Lord Paul Myners has called for “radical change” in the corporate governance of The Co-operative Group so that the society can recover from the “traumatic shocks” it has experienced over the past year.
In his review into The Co-op’s governance – commissioned by the society in November last year following the allegations surrounding its former bank chairman Paul Flowers – Myners said The Co-op needed “a compelling strategy supported by tightly disciplined financial management”.
He recommended that the society should put in place “a group board that possesses the skills and experience, as well as the commitment to co-operative values, that will enable it to match in quality the boards of its primary competitors”.
“The organisation has seen more than half of its net assets wiped out in the past five years”
It needed to create a “new National Membership Council, to provide a powerful representative forum of elected members for holding the group board and executive to account, and for acting as the guardian of co-operative values”.
He also called for “the extension of full membership rights to all individual members, consistent with the fundamental co-operative principle of ‘one member, one vote’ and substantially increasing the scope for genuine participatory democracy”.
“The implication for The Co-op Group is straightforward. It needs to have a compelling strategy supported by tightly disciplined financial management,” he said.
“The catastrophic losses that have arisen over recent years are the direct result of a failure to put these in place. After 150 years of development, and an extended period of financial decline, the organisation has seen more than half of its net assets wiped out in the past five years. Financialcan only be restored through steady, step by step, rebuilding of the group’s profitability and repayment of its excessive debt.”
Myners released a progress report into his review in March following the resignation of CEO Euan Sutherland. That report was criticised by a number of people within the co-op movement including the chairman of Midcounties – the biggest regional co-op.
Referencing this criticism, Myners said: “Some people may have expected me to water down my proposed reforms. They may have felt that my interim report was no more than an opening shot. That could not be farther from the truth.
“I committed to giving the membership a full diagnosis and the best possible objective and independent advice, much as a doctor would diagnose a patient. It would be completely irresponsible to change my diagnosis because the prescription is unpalatable, and hard for some elected members to accept. I would then no longer be prescribing the best solution for the organisation.”

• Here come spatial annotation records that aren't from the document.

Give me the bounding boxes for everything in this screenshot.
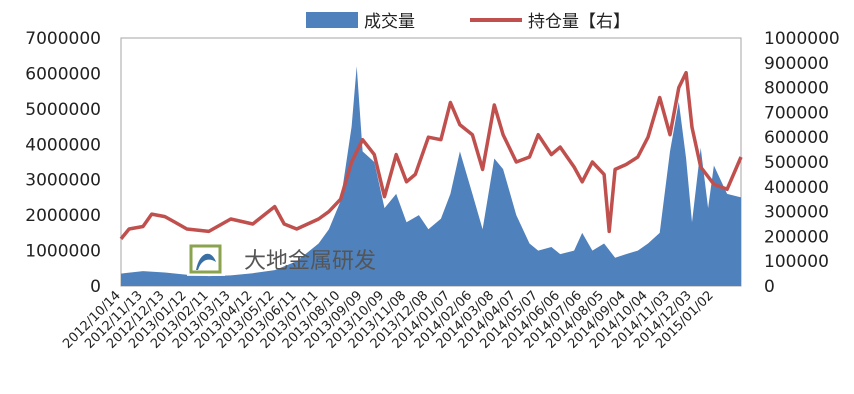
right-axis-tick-label: 900000	[764, 54, 829, 74]
right-axis-tick-label: 400000	[764, 178, 829, 198]
legend-label-open-interest: 持仓量【右】	[528, 12, 630, 32]
legend-label-volume: 成交量	[364, 12, 415, 32]
right-axis-tick-label: 100000	[764, 252, 829, 272]
left-axis-tick-label: 0	[90, 277, 101, 297]
right-axis-tick-label: 800000	[764, 79, 829, 99]
watermark-text: 大地金属研发	[244, 249, 376, 274]
legend-swatch-volume	[306, 12, 358, 28]
right-axis-tick-label: 700000	[764, 103, 829, 123]
left-axis-tick-label: 6000000	[25, 64, 101, 84]
left-axis-tick-label: 2000000	[25, 206, 101, 226]
right-axis-tick-label: 0	[764, 277, 775, 297]
right-axis-tick-label: 1000000	[764, 29, 840, 49]
left-axis-tick-label: 4000000	[25, 135, 101, 155]
left-axis-tick-label: 1000000	[25, 242, 101, 262]
right-axis-tick-label: 500000	[764, 153, 829, 173]
left-axis-tick-label: 7000000	[25, 29, 101, 49]
right-axis-tick-label: 600000	[764, 128, 829, 148]
left-axis-tick-label: 3000000	[25, 171, 101, 191]
right-axis-tick-label: 200000	[764, 227, 829, 247]
left-axis-tick-label: 5000000	[25, 100, 101, 120]
right-axis: 0 100000 200000 300000 400000 500000 600000 700…	[764, 29, 840, 297]
right-axis-tick-label: 300000	[764, 203, 829, 223]
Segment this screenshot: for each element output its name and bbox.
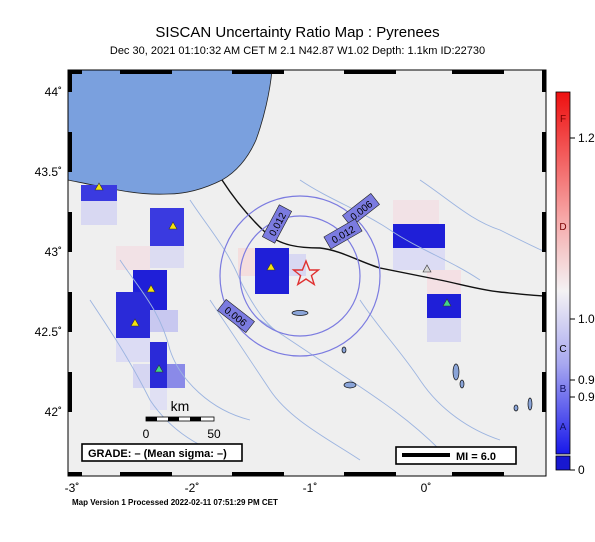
ratio-cell	[427, 318, 461, 342]
event-info: Dec 30, 2021 01:10:32 AM CET M 2.1 N42.8…	[109, 45, 486, 57]
longitude-labels: -3˚ -2˚ -1˚ 0˚	[65, 481, 432, 495]
map-frame	[67, 69, 547, 477]
contour-labels: 0.006 0.012 0.012 0.006	[217, 192, 380, 334]
colorbar-value: 1.2	[578, 131, 595, 145]
ratio-cell	[116, 292, 150, 338]
ratio-cell	[150, 388, 167, 410]
ratio-cell	[150, 342, 167, 388]
ratio-cell	[167, 364, 185, 388]
mi-text: MI = 6.0	[456, 451, 496, 463]
ratio-cell	[427, 270, 461, 294]
lakes	[291, 310, 533, 412]
colorbar-value: 0.9	[578, 390, 595, 404]
colorbar-letter: B	[560, 384, 567, 395]
lat-label: 44˚	[45, 85, 62, 99]
latitude-labels: 44˚ 43.5˚ 43˚ 42.5˚ 42˚	[35, 85, 62, 419]
ratio-cell	[238, 248, 255, 276]
ratio-cell	[393, 224, 445, 248]
map-title: SISCAN Uncertainty Ratio Map : Pyrenees	[155, 24, 440, 41]
station-icon	[146, 284, 156, 293]
colorbar-value: 0.9	[578, 373, 595, 387]
lon-label: 0˚	[421, 481, 432, 495]
footer-text: Map Version 1 Processed 2022-02-11 07:51…	[72, 498, 278, 507]
ratio-cell	[116, 338, 150, 362]
ratio-cell	[150, 310, 178, 332]
colorbar-letter: D	[559, 222, 566, 233]
scale-unit: km	[171, 398, 190, 414]
ratio-cell	[393, 200, 439, 224]
station-icon	[442, 298, 452, 307]
ratio-cell	[150, 246, 184, 268]
ratio-cell	[133, 364, 150, 388]
lon-label: -3˚	[65, 481, 80, 495]
station-icon	[422, 264, 432, 273]
ratio-cell	[255, 248, 289, 294]
station-icon	[168, 221, 178, 230]
lat-label: 42.5˚	[35, 325, 62, 339]
lat-label: 43.5˚	[35, 165, 62, 179]
ratio-cell	[150, 208, 184, 246]
scale-max: 50	[207, 427, 221, 441]
colorbar-letter: A	[560, 422, 567, 433]
epicenter-star-icon	[291, 259, 321, 287]
grade-text: GRADE: – (Mean sigma: –)	[88, 448, 227, 460]
lon-label: -2˚	[185, 481, 200, 495]
colorbar-letter: C	[559, 344, 566, 355]
station-icon	[266, 262, 276, 271]
grade-box: GRADE: – (Mean sigma: –)	[81, 443, 243, 462]
colorbar: F D C B A 1.2 1.0 0.9 0.9 0	[555, 91, 595, 477]
ratio-cell	[81, 201, 117, 225]
mi-box: MI = 6.0	[395, 446, 517, 465]
stations	[94, 182, 452, 373]
station-icon	[154, 364, 164, 373]
lat-label: 42˚	[45, 405, 62, 419]
station-icon	[94, 182, 104, 191]
lat-label: 43˚	[45, 245, 62, 259]
contours	[219, 195, 381, 357]
scale-min: 0	[143, 427, 150, 441]
ratio-cell	[81, 185, 117, 201]
ratio-cell	[116, 246, 150, 270]
station-icon	[130, 318, 140, 327]
colorbar-value: 1.0	[578, 312, 595, 326]
colorbar-value: 0	[578, 463, 585, 477]
lon-label: -1˚	[303, 481, 318, 495]
colorbar-letter: F	[560, 114, 566, 125]
scale-bar: km 0 50	[143, 398, 221, 441]
ratio-cell	[393, 248, 445, 270]
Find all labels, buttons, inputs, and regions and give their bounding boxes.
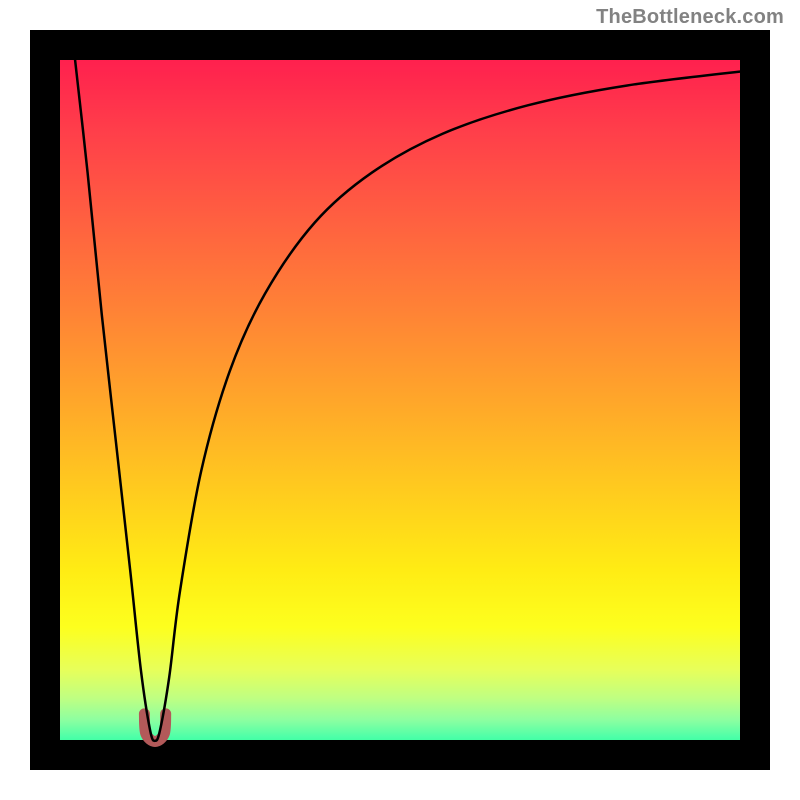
attribution-text: TheBottleneck.com xyxy=(596,6,784,29)
chart-container: { "attribution": { "text": "TheBottlenec… xyxy=(0,0,800,800)
bottleneck-chart xyxy=(0,0,800,800)
gradient-background xyxy=(45,45,755,755)
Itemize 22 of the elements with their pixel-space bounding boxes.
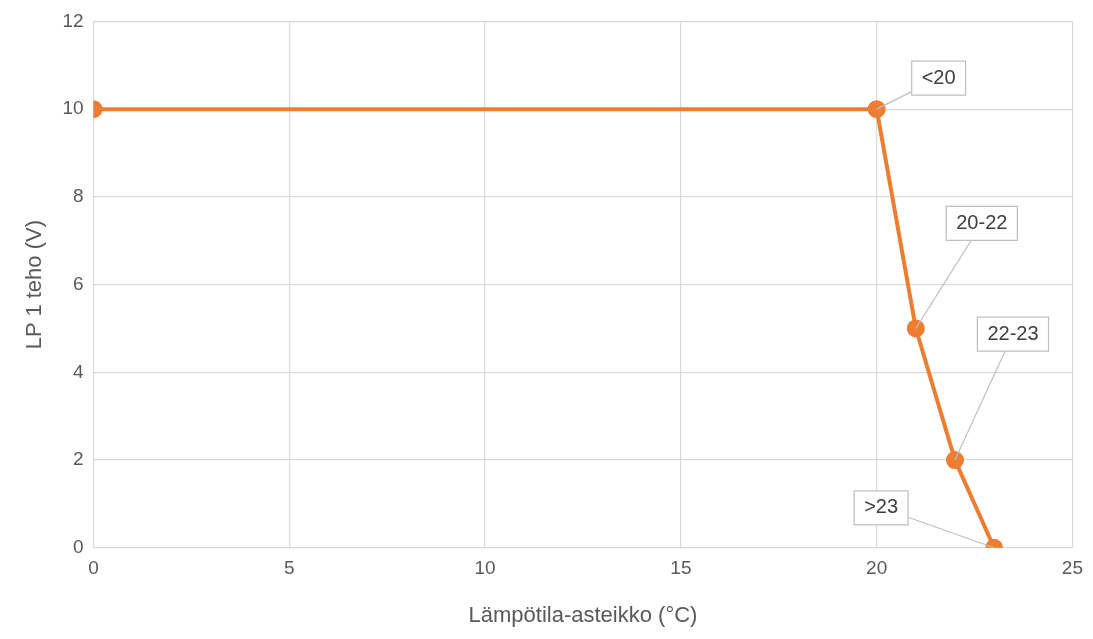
y-tick-label: 0 [72,536,84,558]
y-tick-label: 2 [72,448,84,470]
x-tick-label: 20 [866,557,888,579]
x-tick-label: 0 [88,557,99,579]
point [867,100,886,119]
annotation: 22-23 [987,321,1039,344]
point [945,451,964,470]
x-tick-label: 15 [670,557,692,579]
y-tick-label: 8 [72,185,84,207]
annotation: >23 [864,495,899,518]
x-tick-label: 10 [474,557,496,579]
x-tick-label: 5 [284,557,295,579]
x-axis-title: Lämpötila-asteikko (°C) [468,601,698,627]
y-tick-label: 10 [62,97,84,119]
x-tick-label: 25 [1061,557,1083,579]
y-axis-title: LP 1 teho (V) [21,219,47,350]
point [906,319,925,338]
y-tick-label: 4 [72,360,84,382]
y-tick-label: 6 [72,272,84,294]
annotation: <20 [921,65,956,88]
y-tick-label: 12 [62,9,84,31]
annotation: 20-22 [956,210,1008,233]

Myners also insisted that his proposed changes were not designed to change The Co-op into a plc.
“I want to assure all members that the reforms I have set out are fully compatible with the core values and principles of co-operative ownership,” he said.
“I have no interest in advocating the adoption of a plc model, as some of my critics have claimed. But I do want to see a governance structure that works; the present one has lamentably failed.
“It would be completely irresponsible to change my diagnosis because the prescription is unpalatable”
And he added: “While I deeply regret the departure of Sutherland, who did so much to rescue the group last year, he had already assembled a strong executive team and had begun to map out some highly innovative strategies for reconnecting with members and transforming the group’s effectiveness. I know that the current executive is pressing ahead fast with this work, under Richard Pennycook’s able leadership. My hope is that as this vision for the future emerges it will once again inspire members, customers and colleagues.
“The prize is clear: a transformed organisation with a compelling mission that meets the needs of today and tomorrow; a purpose-led organisation defined by the power of reciprocity and mutual advantage; and a refreshed appeal to members, championing the interests of local communities.”
Commitment to reform
Myners’ report was welcomed by The Co-op Group. Chair Ursula Lidbetter said: “The board of the group has made clear its commitment to far-reaching and fundamental reform of our governance. A resolution containing four key principles on reform is being put to members at a general meeting in May and we will build from there to ensure we put the right changes in place. Paul’s report will be an invaluable contribution to that work.
“As group chair, I see this as essential and urgent work that is critical to our future, enabling us to build a more effective organisation which can deliver for all our members, customers and colleagues,” Lidbetter added.
The Co-op Group revealed last month that the four-point resolution to be tabled at its agm on 17 May would be:
- The creation of a board of directors elected by members that is individually and collectively qualified to lead an organisation of the size and complexity of The Co-op Group
- The establishment of a structure that gives The Co-op Group’s members appropriate powers to hold the board properly to account for the performance of the business and adherence to co-operative values and principles
- A move to the concept of ‘one member one vote’ with appropriate representation for independent co-operative societies
- The inclusion of necessary provisions in the rules of The Co-op Group to protect against demutualisation.